Let me pitch you a screenplay - Denise Richards plays a sexy yet brilliant yet sexy genetic scientist who is hired by a shady government organisation to take part in a groundbreaking genome sequencing project. Wracked by doubts but convinced by curiosity, she is whisked away to a secret laboratory in New Mexico. There she discovers the true purpose of the project: to successfully extract DNA tissue from a preserved woolly mammoth carcass to bring its species back from extinction. After a healthy dose of exposition from a career-starved John Hurt, Denise and her team succeed in cloning a mammoth baby and for the next few years she raises it like the daughter she could never have.

Then one day a routine scan triggers a latent line of DNA coding (or something, I’m shady on the science) that makes it swell up to 20 times its original size and gain an insatiable appetite for destruction. The engorged mammoth breaks out of the facility and starts flattening whole swathes of downtown San Francisco (because Hollywood). There’s a heartbreaking finale in which Denise succeeds in taming the beast only for the US air force to mow it down Iron Giant style, but pretty much 90% of the film's runtime is the giant mammoth picking up school buses with its trunk and hurling them at helicopters. Sure, it might be a lowbrow schlockfest and would garner awful reviews, but it would absolutely kill it on the international box office and receive accolades for its inevitable but inspired soundtrack: Telepath by HORNSS.

Everything about this album is massive. From the moment ‘St. Genevere’s cymbals crash in like a tsunami to wash away any promise of subtlety, HORNSS go on to chug out nothing but unadulterated, city-obliterating fuzz. ‘In Fields Of Lyme’ effectively bodyslams the listener to the ground, only for ‘Prince of a Thousand Enemies’ and ‘Leaving Thermal’ to pummel them further into submission.
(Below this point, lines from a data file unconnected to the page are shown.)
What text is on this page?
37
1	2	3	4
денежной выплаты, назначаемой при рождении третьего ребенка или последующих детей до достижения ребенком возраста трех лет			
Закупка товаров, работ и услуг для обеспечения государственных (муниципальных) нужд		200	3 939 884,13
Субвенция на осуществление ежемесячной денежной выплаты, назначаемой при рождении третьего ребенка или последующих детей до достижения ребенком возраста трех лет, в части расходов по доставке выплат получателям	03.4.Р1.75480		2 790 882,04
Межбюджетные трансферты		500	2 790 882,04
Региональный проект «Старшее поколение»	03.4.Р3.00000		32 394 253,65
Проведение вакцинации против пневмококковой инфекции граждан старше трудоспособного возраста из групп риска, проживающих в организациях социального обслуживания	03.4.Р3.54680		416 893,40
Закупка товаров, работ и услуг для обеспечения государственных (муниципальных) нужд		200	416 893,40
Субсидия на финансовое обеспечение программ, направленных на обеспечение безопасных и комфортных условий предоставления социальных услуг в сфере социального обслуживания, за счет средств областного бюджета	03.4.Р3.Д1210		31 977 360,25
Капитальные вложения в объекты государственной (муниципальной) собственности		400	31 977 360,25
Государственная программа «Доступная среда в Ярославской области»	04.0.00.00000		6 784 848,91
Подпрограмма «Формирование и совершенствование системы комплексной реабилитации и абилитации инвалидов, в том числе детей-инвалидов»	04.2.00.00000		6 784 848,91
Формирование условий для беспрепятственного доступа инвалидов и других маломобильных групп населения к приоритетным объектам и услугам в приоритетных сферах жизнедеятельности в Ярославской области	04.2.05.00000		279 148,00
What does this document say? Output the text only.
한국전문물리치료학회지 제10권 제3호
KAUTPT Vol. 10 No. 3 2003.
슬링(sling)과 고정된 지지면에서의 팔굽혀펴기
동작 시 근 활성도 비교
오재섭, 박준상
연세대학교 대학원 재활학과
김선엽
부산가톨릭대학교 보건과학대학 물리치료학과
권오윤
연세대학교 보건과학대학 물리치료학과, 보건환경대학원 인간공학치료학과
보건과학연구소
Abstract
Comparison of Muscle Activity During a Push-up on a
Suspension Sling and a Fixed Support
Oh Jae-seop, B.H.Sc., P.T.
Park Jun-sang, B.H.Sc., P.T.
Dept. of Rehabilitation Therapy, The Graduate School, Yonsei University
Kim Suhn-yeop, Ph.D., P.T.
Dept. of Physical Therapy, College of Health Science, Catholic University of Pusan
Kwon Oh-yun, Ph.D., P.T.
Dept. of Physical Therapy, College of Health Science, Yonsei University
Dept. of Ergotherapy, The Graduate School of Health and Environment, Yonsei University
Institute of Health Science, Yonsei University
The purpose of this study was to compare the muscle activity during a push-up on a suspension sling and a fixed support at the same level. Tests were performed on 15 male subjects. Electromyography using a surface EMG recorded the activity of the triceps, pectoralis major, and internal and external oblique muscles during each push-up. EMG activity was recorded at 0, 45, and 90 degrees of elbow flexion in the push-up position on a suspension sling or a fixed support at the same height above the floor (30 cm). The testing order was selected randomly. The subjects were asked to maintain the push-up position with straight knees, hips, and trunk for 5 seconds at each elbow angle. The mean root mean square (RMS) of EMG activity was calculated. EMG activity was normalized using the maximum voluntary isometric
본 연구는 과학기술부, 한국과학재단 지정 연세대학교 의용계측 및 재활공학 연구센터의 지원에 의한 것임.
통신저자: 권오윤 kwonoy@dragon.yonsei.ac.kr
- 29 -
The San Franciscan power trio have taken the Pentagram-indebted stoner doom of their debut No Blood, No Sympathy and built it up as high as they possibly can rather than choosing to expand outwards.

Your usual straightforward stoner metal album can struggle to maintain its listeners’ attentions for much longer than the half hour it takes them to roll a joint, smoke it down to the roach and argue about what to stick in the George Foreman grill (Black Sabbath sagely limited all their records to eight songs for this very reason). But Telepath manages to command your attention for longer than many of its more self-indulgent rivals. If anything the record feels like it finishes far too quickly, its songs’ brief runtimes belying their desert rock bulk. Much like the music of peers Red Fang or Black Cobra, HORNSS’s sound conveys a sense of urgency that is actively avoided by their doom metal contemporaries. Their propensity for writing short, sucker-punch songs stems from their love of Californian hardcore punk acts like Black Flag and Circle Jerks, both of who’s influence bleeds through the trio’s sound to an even greater extent than many of the more obvious Palm Desert scene comparisons (Fatso Jetson, Mondo Generator, Kyuss etc).

It could be argued that HORNSS’s commitment to one sound verges on the formulaic. But, as both Motörhead and AC/DC proved, a tendency to rewrite the same song over and over again doesn’t have to be treated as a problem. Just, you know, make sure it’s a damn good song. There is no shortage of bands in the overcrowded field of stoner rock clamouring for attention, many of them venturing further and further into the realms of prog and noise in a bid to strike upon a more impressive sound. By comparison HORNSS, despite the compulsory capitalisation of their name, are refreshingly free of pretension. Experimentation and evolution might be essential qualities in a forward-looking band, but HORNSS seem only to gaze ever upwards to judge just how high they can reach. After all, with a sound this colossal the echoes they leave will be triggering avalanches long into the next ice age.